I am terrified of being a bad parent and screwing up another person's life (and everyone who they then come into contact with), but I suppose having this fear is better than blundering into it without a thought or having the narcissistic belief that you're perfect and will be the "perfect parent."
But it's not just that that I fear. I fear:
1. Taking hormones to prepare for IVF and the impact that they'll have on my body (horror stories all over internet) and mind (I have bipolar disorder, so I have to be careful that I stay stable);
2. Having to use hypodermic syringes to inject myself full of hormones every day leading up to the egg extraction to prepare for IVF (I hate needles so much);
3. Not having any eggs that can be extracted/used;
4. The egg extraction, which is done with a needle through the wall of the vagina (it sounds so horrific- I know they give you some drugs, but still!);
5. Not having any viable embryos to implant and/or freeze; and
6. Going through all of that pain, bloating, weird body manipulation,  and stress and then:
(a) getting a negative result on a pregnancy test and having to decide whether or not to put out another several thousand dollars and try again, going through all of the above, or to give up on the dream of ever being a parent; or
(b) getting a positive result on a pregnancy test and then worrying every day until a baby is born whether or not the fetus will die (I don't think I could handle another miscarriage) or be healthy and live and whether or not my body and mind will survive pregnancy.

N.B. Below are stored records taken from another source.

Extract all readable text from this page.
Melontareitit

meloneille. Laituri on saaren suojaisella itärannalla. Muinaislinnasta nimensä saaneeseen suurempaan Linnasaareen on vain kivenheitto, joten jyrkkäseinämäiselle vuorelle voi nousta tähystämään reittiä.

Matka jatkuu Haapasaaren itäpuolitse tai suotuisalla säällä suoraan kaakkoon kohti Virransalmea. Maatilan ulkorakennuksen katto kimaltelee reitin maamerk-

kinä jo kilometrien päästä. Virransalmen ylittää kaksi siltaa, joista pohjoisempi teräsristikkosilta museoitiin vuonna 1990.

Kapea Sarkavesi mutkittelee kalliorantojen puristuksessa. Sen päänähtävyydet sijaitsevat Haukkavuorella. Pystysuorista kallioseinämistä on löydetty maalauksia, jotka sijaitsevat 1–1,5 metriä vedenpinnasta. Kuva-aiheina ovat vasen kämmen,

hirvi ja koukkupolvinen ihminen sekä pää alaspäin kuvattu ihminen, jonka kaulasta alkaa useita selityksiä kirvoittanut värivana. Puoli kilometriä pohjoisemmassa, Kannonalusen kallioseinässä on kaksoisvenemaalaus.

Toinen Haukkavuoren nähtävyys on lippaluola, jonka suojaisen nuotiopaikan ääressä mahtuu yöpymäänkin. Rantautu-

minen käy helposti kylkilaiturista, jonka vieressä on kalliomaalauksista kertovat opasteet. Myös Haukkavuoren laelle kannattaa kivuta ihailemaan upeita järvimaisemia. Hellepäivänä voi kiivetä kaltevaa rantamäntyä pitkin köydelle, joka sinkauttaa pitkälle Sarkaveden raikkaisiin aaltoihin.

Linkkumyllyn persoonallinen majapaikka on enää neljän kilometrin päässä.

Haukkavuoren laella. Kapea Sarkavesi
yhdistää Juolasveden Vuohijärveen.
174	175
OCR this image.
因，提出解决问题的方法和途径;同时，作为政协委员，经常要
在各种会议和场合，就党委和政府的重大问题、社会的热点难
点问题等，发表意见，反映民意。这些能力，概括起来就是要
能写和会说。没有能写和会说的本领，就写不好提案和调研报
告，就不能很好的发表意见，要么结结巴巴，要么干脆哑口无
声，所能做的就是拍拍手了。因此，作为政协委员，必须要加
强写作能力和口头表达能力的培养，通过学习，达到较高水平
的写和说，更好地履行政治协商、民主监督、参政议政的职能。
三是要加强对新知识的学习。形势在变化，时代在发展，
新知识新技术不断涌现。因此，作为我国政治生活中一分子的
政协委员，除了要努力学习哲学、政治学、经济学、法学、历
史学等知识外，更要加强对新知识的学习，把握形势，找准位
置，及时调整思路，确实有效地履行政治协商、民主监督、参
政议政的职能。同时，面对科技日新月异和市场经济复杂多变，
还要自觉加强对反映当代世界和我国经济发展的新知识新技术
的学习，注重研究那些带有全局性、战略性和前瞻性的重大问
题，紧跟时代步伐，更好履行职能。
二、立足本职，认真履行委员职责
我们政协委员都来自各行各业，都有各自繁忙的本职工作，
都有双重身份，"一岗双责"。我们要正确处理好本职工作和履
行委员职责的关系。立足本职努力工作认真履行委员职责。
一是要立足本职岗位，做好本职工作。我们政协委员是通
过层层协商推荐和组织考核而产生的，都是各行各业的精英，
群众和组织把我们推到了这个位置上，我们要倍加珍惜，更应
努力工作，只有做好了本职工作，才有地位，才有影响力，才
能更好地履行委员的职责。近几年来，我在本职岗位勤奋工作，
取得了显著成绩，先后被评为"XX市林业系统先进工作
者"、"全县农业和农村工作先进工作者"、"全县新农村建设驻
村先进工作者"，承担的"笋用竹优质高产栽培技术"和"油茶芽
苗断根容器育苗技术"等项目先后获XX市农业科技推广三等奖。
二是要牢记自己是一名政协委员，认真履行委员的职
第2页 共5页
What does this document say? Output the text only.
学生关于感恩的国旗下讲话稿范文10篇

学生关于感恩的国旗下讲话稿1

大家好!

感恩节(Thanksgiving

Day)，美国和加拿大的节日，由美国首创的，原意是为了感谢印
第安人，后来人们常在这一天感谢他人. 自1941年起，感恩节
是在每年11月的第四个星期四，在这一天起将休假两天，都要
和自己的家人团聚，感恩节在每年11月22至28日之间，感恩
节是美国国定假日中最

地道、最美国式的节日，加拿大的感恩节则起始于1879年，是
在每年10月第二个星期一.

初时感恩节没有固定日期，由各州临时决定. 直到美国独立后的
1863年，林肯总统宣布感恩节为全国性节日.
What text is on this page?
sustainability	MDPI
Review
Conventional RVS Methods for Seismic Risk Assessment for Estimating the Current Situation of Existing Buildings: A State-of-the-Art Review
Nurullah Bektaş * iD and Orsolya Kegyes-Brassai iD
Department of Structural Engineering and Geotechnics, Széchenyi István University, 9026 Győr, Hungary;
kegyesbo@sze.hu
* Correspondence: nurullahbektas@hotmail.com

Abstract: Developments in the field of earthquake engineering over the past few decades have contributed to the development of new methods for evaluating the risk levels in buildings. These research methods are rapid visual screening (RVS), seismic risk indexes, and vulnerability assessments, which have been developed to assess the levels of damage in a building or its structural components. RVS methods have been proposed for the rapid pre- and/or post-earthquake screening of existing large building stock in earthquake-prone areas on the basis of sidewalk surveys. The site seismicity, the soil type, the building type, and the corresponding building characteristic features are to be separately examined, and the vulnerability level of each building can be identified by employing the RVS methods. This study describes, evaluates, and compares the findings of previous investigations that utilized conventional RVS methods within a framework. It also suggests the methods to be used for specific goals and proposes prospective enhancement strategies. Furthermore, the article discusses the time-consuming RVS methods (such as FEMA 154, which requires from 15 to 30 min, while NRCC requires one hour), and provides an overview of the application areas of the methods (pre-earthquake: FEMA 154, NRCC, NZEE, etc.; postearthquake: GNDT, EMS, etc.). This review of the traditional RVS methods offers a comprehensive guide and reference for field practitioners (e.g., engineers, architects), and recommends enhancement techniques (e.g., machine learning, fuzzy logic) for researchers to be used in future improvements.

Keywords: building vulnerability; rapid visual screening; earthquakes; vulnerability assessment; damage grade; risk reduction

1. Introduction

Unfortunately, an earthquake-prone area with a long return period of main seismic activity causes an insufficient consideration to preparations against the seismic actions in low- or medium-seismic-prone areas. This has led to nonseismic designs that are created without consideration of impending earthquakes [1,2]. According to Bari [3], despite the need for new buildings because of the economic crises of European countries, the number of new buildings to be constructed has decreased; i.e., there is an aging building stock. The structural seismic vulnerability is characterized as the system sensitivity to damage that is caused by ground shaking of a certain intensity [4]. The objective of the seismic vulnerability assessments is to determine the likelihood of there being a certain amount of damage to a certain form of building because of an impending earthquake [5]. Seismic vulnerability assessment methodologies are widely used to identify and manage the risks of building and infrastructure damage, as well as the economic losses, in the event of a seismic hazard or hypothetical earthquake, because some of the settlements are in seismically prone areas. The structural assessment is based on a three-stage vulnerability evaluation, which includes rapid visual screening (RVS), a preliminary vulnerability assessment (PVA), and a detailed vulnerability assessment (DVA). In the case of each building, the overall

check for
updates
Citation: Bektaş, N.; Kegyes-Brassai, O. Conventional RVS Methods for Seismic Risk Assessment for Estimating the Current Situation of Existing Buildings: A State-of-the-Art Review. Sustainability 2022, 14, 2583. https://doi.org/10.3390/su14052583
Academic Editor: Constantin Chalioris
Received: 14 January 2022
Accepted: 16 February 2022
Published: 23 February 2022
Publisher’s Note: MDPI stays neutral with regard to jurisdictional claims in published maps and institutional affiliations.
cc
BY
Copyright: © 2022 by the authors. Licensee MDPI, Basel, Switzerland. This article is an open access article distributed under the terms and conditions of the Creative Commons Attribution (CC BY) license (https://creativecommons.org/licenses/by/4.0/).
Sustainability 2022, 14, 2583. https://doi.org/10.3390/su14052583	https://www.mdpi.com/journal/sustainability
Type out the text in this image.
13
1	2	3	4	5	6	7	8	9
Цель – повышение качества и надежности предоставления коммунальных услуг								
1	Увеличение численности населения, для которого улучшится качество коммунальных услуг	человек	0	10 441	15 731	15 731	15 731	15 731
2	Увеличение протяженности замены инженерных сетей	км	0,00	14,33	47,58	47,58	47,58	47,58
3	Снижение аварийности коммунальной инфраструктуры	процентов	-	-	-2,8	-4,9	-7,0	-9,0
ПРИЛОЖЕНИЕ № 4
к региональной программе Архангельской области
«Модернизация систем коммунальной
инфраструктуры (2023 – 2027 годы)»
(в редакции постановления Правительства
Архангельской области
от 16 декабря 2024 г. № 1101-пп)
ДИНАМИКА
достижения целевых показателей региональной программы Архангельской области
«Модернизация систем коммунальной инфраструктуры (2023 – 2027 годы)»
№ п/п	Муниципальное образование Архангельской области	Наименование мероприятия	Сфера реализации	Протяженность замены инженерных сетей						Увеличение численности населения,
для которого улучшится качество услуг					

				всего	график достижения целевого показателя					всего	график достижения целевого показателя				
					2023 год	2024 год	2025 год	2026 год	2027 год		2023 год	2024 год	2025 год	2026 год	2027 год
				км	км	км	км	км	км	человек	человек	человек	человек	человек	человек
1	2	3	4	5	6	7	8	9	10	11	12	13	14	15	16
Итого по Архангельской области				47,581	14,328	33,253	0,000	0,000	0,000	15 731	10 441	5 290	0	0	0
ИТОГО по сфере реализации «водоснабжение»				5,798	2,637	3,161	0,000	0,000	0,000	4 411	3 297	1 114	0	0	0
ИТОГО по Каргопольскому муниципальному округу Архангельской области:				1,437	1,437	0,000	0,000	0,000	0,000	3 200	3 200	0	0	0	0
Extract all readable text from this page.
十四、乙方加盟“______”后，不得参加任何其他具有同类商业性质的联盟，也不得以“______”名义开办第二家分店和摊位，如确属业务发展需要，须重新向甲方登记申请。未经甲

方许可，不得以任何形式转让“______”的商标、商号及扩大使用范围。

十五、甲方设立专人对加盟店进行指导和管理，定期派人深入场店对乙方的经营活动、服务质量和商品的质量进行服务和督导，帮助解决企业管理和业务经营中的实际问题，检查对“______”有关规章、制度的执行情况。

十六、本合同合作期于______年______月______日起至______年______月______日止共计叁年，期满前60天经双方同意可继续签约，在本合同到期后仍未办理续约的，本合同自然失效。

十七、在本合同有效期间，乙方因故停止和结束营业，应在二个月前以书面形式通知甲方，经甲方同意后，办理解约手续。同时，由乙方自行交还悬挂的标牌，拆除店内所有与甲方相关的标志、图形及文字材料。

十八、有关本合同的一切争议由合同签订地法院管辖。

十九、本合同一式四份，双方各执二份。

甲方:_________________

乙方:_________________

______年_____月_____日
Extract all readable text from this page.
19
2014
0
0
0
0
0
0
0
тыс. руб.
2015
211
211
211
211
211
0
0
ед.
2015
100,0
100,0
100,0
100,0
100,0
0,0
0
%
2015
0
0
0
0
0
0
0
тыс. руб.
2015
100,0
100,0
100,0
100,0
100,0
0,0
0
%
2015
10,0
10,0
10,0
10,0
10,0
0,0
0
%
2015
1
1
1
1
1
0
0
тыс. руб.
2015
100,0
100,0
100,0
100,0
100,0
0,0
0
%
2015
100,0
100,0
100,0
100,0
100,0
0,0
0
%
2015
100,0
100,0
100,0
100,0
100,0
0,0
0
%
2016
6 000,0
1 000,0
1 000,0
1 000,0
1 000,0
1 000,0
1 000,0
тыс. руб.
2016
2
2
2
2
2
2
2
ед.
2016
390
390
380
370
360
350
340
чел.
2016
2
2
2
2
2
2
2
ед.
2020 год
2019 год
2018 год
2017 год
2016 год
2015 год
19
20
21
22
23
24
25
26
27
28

All the same, what would it be like to live with regret every day for the rest of my life (however long that is), knowing that I could have done something more to try to become a parent, but I let fear win and I didn't and now I'm stuck with the consequences forever? I don't think that that would feel good either. And going through the thing that you fear is a shorter amount of pain than a lifetime of regret. I've been through many scary things in life including being bullied, dysfunctional family dynamics, car accidents, surgeries (over a dozen), being in abusive relationships, being diagnosed with incurable disorders including hypothyroidism and bipolar disorder, being hospitalized in a psychiatric facility twice, having to give up the professional career I trained for due to my health, and most recently, a miscarriage after years of trying to become pregnant and on the eve of undergoing IVF which I very much feared.

So, I'm not about to let this fear beat me. I called the Victoria Fertility Centre this morning after I arrived home from my appointment with my endocrinologist and I booked in to start IVF on my next cycle (should be around mid September). I know that it's not going to be pleasant (I start the first of the hormones, Estrace, again on the 18th day of this cycle- I'm currently on day 4- so, September 1st), but all I can hope is that in the end it will be worth it. And if it's not, at least I won't have to live with the regret that there was something more that I could have done that I didn't do, because I was too scared.
R.I.P. fears.(This cross is in  Ross Bay Cemetery, Victoria, B.C.).